Moving right along with the theme from last month's column, let's look at another common example of bad SQL. A denormalized table is usually the result of moving a flat file directly into a table on the incorrect assumption that records and fields in a file are like rows and columns in a table.
One of the most common problems you will find is a repeated group in the table that has two or more related columns whose order does not matter. I will use teams of bridge partners as my example, but it might be dependents in a personnel table or anything where the order of the members of the group can appear in any order. The best answer is to make the order matter.

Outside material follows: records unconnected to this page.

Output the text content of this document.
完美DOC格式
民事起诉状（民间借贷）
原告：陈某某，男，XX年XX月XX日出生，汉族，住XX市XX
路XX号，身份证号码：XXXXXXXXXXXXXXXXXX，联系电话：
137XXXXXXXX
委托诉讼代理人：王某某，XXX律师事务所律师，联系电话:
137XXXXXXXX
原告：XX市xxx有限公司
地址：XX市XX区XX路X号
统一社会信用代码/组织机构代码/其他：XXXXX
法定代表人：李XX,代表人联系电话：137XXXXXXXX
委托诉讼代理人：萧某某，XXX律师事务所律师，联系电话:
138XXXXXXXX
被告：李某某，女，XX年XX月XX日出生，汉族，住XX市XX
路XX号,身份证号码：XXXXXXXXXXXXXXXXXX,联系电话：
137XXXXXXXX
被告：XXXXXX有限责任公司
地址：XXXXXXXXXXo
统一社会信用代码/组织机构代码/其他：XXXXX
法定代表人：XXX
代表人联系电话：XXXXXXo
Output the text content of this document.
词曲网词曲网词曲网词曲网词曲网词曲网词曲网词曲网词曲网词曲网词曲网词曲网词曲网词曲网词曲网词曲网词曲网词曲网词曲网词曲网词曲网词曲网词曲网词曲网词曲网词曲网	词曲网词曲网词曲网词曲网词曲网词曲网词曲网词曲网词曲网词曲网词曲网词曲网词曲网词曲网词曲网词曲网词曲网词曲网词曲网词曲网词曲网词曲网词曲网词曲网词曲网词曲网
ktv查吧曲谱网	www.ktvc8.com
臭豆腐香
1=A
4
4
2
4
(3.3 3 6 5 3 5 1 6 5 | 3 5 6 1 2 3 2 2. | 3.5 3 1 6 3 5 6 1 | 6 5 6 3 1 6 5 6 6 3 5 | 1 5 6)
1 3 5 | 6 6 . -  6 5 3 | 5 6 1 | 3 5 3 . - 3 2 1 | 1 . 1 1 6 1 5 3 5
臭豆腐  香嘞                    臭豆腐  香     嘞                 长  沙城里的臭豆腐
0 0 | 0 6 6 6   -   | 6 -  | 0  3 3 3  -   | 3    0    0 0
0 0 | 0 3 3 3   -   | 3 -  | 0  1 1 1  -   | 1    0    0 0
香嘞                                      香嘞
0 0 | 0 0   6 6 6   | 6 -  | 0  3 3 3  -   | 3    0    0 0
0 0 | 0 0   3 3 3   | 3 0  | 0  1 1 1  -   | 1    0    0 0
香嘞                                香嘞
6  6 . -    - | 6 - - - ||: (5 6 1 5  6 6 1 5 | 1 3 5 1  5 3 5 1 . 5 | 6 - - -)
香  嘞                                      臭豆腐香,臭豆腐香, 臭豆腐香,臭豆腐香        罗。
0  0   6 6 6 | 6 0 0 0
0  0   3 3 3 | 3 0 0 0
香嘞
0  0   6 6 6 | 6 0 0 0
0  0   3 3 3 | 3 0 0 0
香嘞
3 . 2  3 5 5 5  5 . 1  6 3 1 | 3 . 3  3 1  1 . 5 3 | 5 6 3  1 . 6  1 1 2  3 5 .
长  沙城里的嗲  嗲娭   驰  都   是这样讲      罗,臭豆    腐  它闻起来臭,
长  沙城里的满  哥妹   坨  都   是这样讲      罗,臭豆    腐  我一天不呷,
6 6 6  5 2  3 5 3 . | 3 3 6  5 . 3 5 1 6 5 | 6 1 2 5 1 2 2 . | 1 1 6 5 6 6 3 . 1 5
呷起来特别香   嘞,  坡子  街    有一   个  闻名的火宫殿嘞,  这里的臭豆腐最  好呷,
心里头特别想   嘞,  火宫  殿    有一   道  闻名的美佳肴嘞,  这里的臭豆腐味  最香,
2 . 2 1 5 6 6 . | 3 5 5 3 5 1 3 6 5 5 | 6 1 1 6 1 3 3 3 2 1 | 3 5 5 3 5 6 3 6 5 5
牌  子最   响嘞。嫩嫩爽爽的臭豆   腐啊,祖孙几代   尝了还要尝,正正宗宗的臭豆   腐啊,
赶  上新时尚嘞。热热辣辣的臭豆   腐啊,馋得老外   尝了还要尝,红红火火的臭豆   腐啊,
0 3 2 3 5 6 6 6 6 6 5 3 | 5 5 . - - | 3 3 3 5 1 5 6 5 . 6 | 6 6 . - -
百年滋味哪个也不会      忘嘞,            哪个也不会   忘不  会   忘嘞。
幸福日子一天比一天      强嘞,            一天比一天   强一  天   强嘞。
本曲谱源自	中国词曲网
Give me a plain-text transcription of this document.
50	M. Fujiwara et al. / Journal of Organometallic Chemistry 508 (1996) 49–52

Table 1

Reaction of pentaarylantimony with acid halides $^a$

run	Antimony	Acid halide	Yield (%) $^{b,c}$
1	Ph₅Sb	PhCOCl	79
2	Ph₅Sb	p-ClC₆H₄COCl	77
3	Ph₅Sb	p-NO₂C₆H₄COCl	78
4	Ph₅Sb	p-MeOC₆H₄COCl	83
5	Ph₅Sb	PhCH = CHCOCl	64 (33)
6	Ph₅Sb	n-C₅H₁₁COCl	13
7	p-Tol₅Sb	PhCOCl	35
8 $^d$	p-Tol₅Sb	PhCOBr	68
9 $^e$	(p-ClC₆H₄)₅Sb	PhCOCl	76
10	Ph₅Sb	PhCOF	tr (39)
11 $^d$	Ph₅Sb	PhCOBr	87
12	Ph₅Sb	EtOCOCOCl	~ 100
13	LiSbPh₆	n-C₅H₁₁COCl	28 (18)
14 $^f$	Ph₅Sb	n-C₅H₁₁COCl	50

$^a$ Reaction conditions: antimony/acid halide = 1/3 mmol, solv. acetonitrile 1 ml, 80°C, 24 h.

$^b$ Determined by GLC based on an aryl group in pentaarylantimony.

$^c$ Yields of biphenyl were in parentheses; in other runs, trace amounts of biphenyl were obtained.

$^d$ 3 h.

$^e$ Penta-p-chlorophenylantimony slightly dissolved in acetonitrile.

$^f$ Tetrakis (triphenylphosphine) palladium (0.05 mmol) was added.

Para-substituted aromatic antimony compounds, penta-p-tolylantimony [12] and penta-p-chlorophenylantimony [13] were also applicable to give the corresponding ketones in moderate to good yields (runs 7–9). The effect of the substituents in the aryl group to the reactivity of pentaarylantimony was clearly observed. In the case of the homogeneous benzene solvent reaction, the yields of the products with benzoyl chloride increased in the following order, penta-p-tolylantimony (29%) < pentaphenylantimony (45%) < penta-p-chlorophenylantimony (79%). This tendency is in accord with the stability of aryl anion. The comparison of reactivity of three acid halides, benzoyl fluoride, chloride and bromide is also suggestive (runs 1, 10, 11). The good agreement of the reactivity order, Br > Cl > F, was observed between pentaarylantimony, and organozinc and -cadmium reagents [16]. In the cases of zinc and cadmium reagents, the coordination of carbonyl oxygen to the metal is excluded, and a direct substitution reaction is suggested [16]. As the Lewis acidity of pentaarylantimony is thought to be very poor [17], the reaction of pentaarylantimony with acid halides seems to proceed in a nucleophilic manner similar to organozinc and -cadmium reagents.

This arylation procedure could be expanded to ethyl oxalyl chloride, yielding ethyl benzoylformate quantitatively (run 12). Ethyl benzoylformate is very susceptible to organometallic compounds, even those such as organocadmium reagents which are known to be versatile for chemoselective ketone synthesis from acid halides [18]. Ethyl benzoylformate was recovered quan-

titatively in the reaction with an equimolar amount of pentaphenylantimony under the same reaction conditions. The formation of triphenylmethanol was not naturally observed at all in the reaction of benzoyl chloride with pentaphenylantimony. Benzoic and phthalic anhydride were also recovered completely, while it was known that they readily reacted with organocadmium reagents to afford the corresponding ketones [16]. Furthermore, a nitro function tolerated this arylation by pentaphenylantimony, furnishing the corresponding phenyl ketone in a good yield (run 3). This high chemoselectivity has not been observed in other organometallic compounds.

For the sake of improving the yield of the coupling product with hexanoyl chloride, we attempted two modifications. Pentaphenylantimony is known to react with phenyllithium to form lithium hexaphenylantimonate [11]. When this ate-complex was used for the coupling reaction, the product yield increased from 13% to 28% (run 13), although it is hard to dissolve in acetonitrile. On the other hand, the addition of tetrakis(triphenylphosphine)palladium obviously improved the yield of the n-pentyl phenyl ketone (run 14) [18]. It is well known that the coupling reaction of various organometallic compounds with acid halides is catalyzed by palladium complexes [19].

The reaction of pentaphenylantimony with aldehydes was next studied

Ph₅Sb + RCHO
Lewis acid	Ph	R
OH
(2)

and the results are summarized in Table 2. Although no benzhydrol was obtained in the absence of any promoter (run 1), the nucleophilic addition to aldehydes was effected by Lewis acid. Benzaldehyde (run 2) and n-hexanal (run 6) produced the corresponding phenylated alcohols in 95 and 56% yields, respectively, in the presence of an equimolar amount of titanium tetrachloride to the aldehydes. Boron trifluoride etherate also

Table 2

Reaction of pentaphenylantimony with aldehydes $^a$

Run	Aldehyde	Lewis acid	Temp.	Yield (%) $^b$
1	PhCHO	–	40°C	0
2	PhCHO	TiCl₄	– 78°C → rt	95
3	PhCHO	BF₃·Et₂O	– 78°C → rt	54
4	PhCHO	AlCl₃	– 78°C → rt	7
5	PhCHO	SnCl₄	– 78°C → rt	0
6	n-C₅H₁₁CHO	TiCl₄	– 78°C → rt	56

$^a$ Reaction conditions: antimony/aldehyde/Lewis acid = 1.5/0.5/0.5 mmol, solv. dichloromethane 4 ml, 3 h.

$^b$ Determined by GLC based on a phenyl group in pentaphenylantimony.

CREATE TABLE Teams (team_nbr INTEGER NOT NULL PRIMARY KEY, player1 CHAR(15) NOT NULL, player2 CHAR(15) NOT NULL, CHECK (player1 < player2));
If someone is allowed to play by himself, then use the constraint check (player1 <= player2) instead. From this point on, the front end should enforce this ordering on new or updated data coming into the table.
This is a nice theory, but the front end is probably already in place and the user has been typing things without worries about alphabetizing the data for a long time. The real trick is to make sure that the value from updates, insertions, and deletions also stay ordered on the database server side, no matter how the user submits them. This can be done with some case expressions in single SQL statements, or hidden in stored procedures, such as this:
a) Deletion by team number is trivial:
DELETE FROM Teams WHERE team_nbr = :drop_team;
b) Deletion of a team with a single player player1 is done with the statement:
DELETE FROM Teams WHERE :drop_player1 IN (player1, player2);
c) Deletion of a team with an unordered pair of players (:drop_player1, :drop_player2) is a bit trickier:
DELETE FROM Teams WHERE :drop_player1 = CASE WHEN :drop_player1 < :drop_player2 THEN player1 ELSE player2 END AND :drop_player2 = CASE WHEN :drop_player1 < :drop_player2 THEN player2 ELSE player1 END;
d) Insert a new team
(:team_parm, :inst_player1, :inst_ player2): INSERT INTO Teams (team_nbr, player1, player2) VALUES (:team_parm, CASE WHEN :inst_player1 < :inst_player2 THEN :inst_player1 ELSE :inst_player2 END, CASE WHEN :inst_player1 < :inst_player2 THEN :inst_player2 ELSE :inst_player1 END);
e) Updating is done with similar case statements written as needed for the particular situation. For example to change a partner on a team:
UPDATE Teams SET player1 = CASE WHEN player1 = :drop_player THEN CASE WHEN :new_player <= player2 THEN :new_player ELSE player2 END END, player2 = CASE WHEN player2 = :drop_player THEN CASE WHEN :new_player >= player1 THEN :new_player ELSE player1 END END WHERE :drop_player IN (player1, player2);
If you need to see the data on the teams with either player listed first, then you can create a view like this:
CREATE VIEW FlipFlop (team_nbr, player1, player2) AS SELECT team_nbr, player1, player2 FROM Teams UNION SELECT team_nbr, player2, player1 FROM Teams;
This view should not be used when you have to count players or teams because players will be duplicated, and it is not updatable because of the union.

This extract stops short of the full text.